1. Secure all communication. The flip side of "trust no-one." Access requests coming from within and without the network meet the same security requirements.
2. Grant the least privileges. Access should also be granted with the least privileges needed to complete a given task.
3. Grant access to a single resource at a time. Authentication and authorization to one asset must not grant access to another resource.
4. Make access policies dynamic. Beyond federated identity, access requests should evaluate dynamic attributes such as device analytics, behavioral analytics or environmental factors.
5. Monitor the security posture of your assets. No asset should be inherently trusted. A robust monitoring and reporting system should provide actionable data about the current state of enterprise resources.
6. Periodically re-evaluate trust. This is a constant cycle of obtaining access, scanning and assessing threats, adapting and continually reevaluating trust in ongoing communication.
7. Collect and use data to improve your security posture. Collect data about asset security posture, network traffic and access requests. Use insights gained to improve policy creation and enforcement.
All of these concepts are great in theory, but in practice they can be quite complex to implement. Your implementation plan should be guided by the details of your organization. However, here is some high-level guidance:
1. Identify your protected resources. Before any of the legwork occurs, you need to determine which assets, data and services you will be protecting. Leverage existing lists if possible and ensure that processes or technology exist to keep it up-to-date.
2. Define your policies. You'll need to document the expected behavior of your users. A good way to do this would be to document the five Ws of access: who, what, when, where and why.
3. Identify your data feeds. Identify the data that will be used to make access-granting decisions. This should include, at the very least, an identity management system, but can include any number of security feeds including threat intelligence, security incident and event management, activity logs, compliance systems, continuous diagnostics and mitigation systems or whatever else fits your specific use case.

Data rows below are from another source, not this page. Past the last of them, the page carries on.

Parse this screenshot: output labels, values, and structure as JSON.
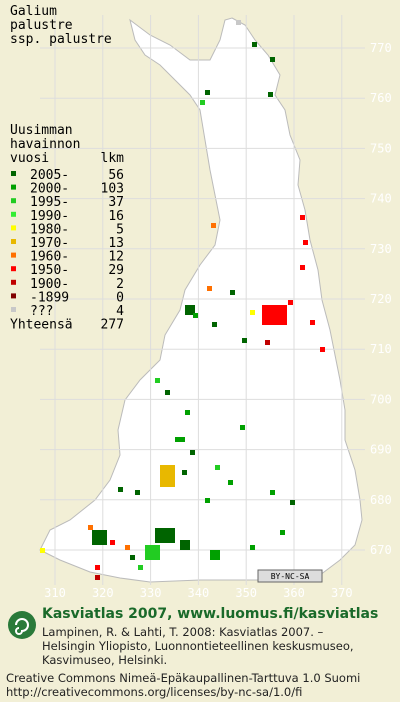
{
  "title": [
    "Galium",
    "palustre",
    "ssp. palustre"
  ],
  "legend": {
    "header": [
      "Uusimman",
      "havainnon",
      "vuosi"
    ],
    "count_header": "lkm",
    "items": [
      {
        "label": "2005-",
        "count": 56,
        "color": "#006400"
      },
      {
        "label": "2000-",
        "count": 103,
        "color": "#00a000"
      },
      {
        "label": "1995-",
        "count": 37,
        "color": "#22cc22"
      },
      {
        "label": "1990-",
        "count": 16,
        "color": "#33ee33"
      },
      {
        "label": "1980-",
        "count": 5,
        "color": "#ffff00"
      },
      {
        "label": "1970-",
        "count": 13,
        "color": "#e8b800"
      },
      {
        "label": "1960-",
        "count": 12,
        "color": "#ff7000"
      },
      {
        "label": "1950-",
        "count": 29,
        "color": "#ff0000"
      },
      {
        "label": "1900-",
        "count": 2,
        "color": "#c00000"
      },
      {
        "label": "-1899",
        "count": 0,
        "color": "#800000"
      },
      {
        "label": "???",
        "count": 4,
        "color": "#c8c8c8"
      }
    ],
    "total_label": "Yhteensä",
    "total": 277
  },
  "grid": {
    "northing": [
      770,
      760,
      750,
      740,
      730,
      720,
      710,
      700,
      690,
      680,
      670
    ],
    "easting": [
      310,
      320,
      330,
      340,
      350,
      360,
      370
    ]
  },
  "license_badge": "BY-NC-SA",
  "footer": {
    "site": "Kasviatlas 2007, www.luomus.fi/kasviatlas",
    "citation": [
      "Lampinen, R. & Lahti, T. 2008: Kasviatlas 2007. –",
      "Helsingin Yliopisto, Luonnontieteellinen keskusmuseo,",
      "Kasvimuseo, Helsinki."
    ],
    "license": [
      "Creative Commons Nimeä-Epäkaupallinen-Tarttuva 1.0 Suomi",
      "http://creativecommons.org/licenses/by-nc-sa/1.0/fi"
    ]
  }
}
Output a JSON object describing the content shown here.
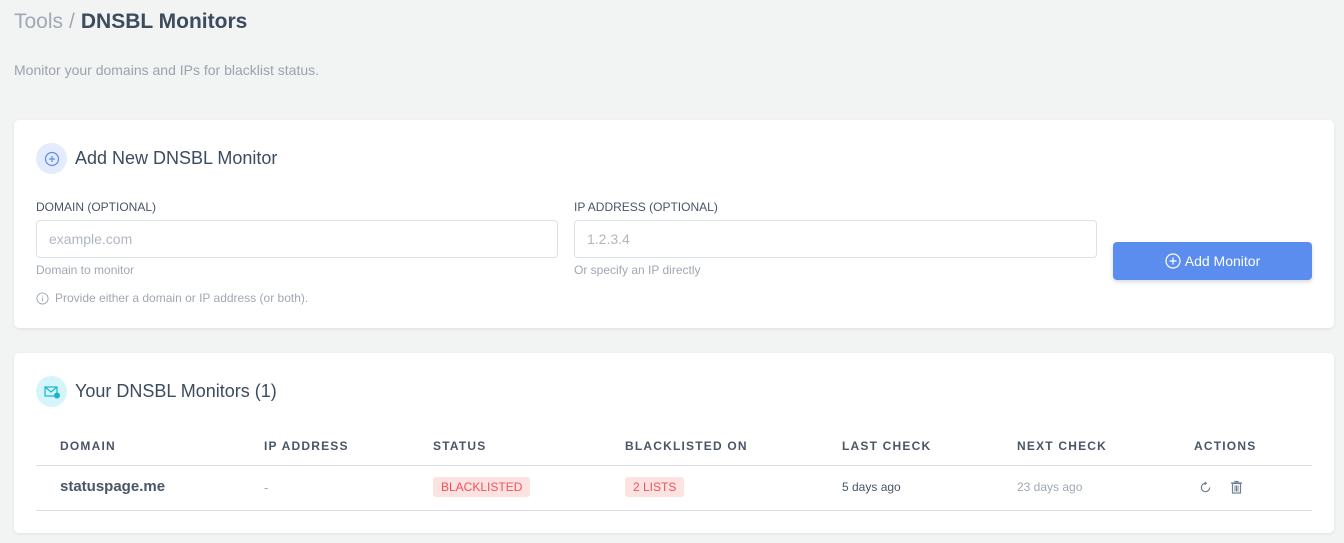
{
  "breadcrumb": {
    "parent": "Tools",
    "separator": "/",
    "current": "DNSBL Monitors"
  },
  "subtitle": "Monitor your domains and IPs for blacklist status.",
  "add_card": {
    "title": "Add New DNSBL Monitor",
    "domain_label": "DOMAIN (OPTIONAL)",
    "domain_placeholder": "example.com",
    "domain_value": "",
    "domain_help": "Domain to monitor",
    "ip_label": "IP ADDRESS (OPTIONAL)",
    "ip_placeholder": "1.2.3.4",
    "ip_value": "",
    "ip_help": "Or specify an IP directly",
    "note": "Provide either a domain or IP address (or both).",
    "button": "Add Monitor"
  },
  "list_card": {
    "title": "Your DNSBL Monitors (1)",
    "columns": [
      "DOMAIN",
      "IP ADDRESS",
      "STATUS",
      "BLACKLISTED ON",
      "LAST CHECK",
      "NEXT CHECK",
      "ACTIONS"
    ],
    "rows": [
      {
        "domain": "statuspage.me",
        "ip": "-",
        "status": "BLACKLISTED",
        "blacklisted_on": "2 LISTS",
        "last_check": "5 days ago",
        "next_check": "23 days ago",
        "actions": [
          "refresh-icon",
          "trash-icon"
        ]
      }
    ]
  },
  "colors": {
    "accent": "#5b8def",
    "danger": "#f0525a",
    "danger_bg": "#fde2e2"
  }
}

4. Define your Trust Algorithm. Your Trust Algorithm will evaluate the request, the policy and the data feeds in order to make an access-granting decision.
Will your Trust Algorithm be singular or contextual? The first will evaluate each access request individually, whereas the latter will evaluate contextual data such as behavioral patterns.
Will your Trust Algorithm be score-based or criteria-based? A score-based system assigns a level of confidence based on weighed data inputs, whereas a criteria-based system will only grant access if certain conditions are met.
5. Define your architecture. This step is highly dependent on your organization and its current setup. A word of warning on implement proxies or wrappers to manage access decisions. You may be tempted to integrate each of your enterprise resources's backends directly with the policy administrator, however this would impose limitations to scalability, increase maintenance costs and hamper your ability to rapidly launch new products. Learn from Google's experience. You can find an example of Zero Trust Architecture below.
And of course the final step; implement! Congratulations on reading all the way through, I hope that this has helped demystify some of the core concepts of Zero Trust! What is your experience with Zero Trust, have you successfully implemented some or all of its tenants yet? If so what challenges have you run into?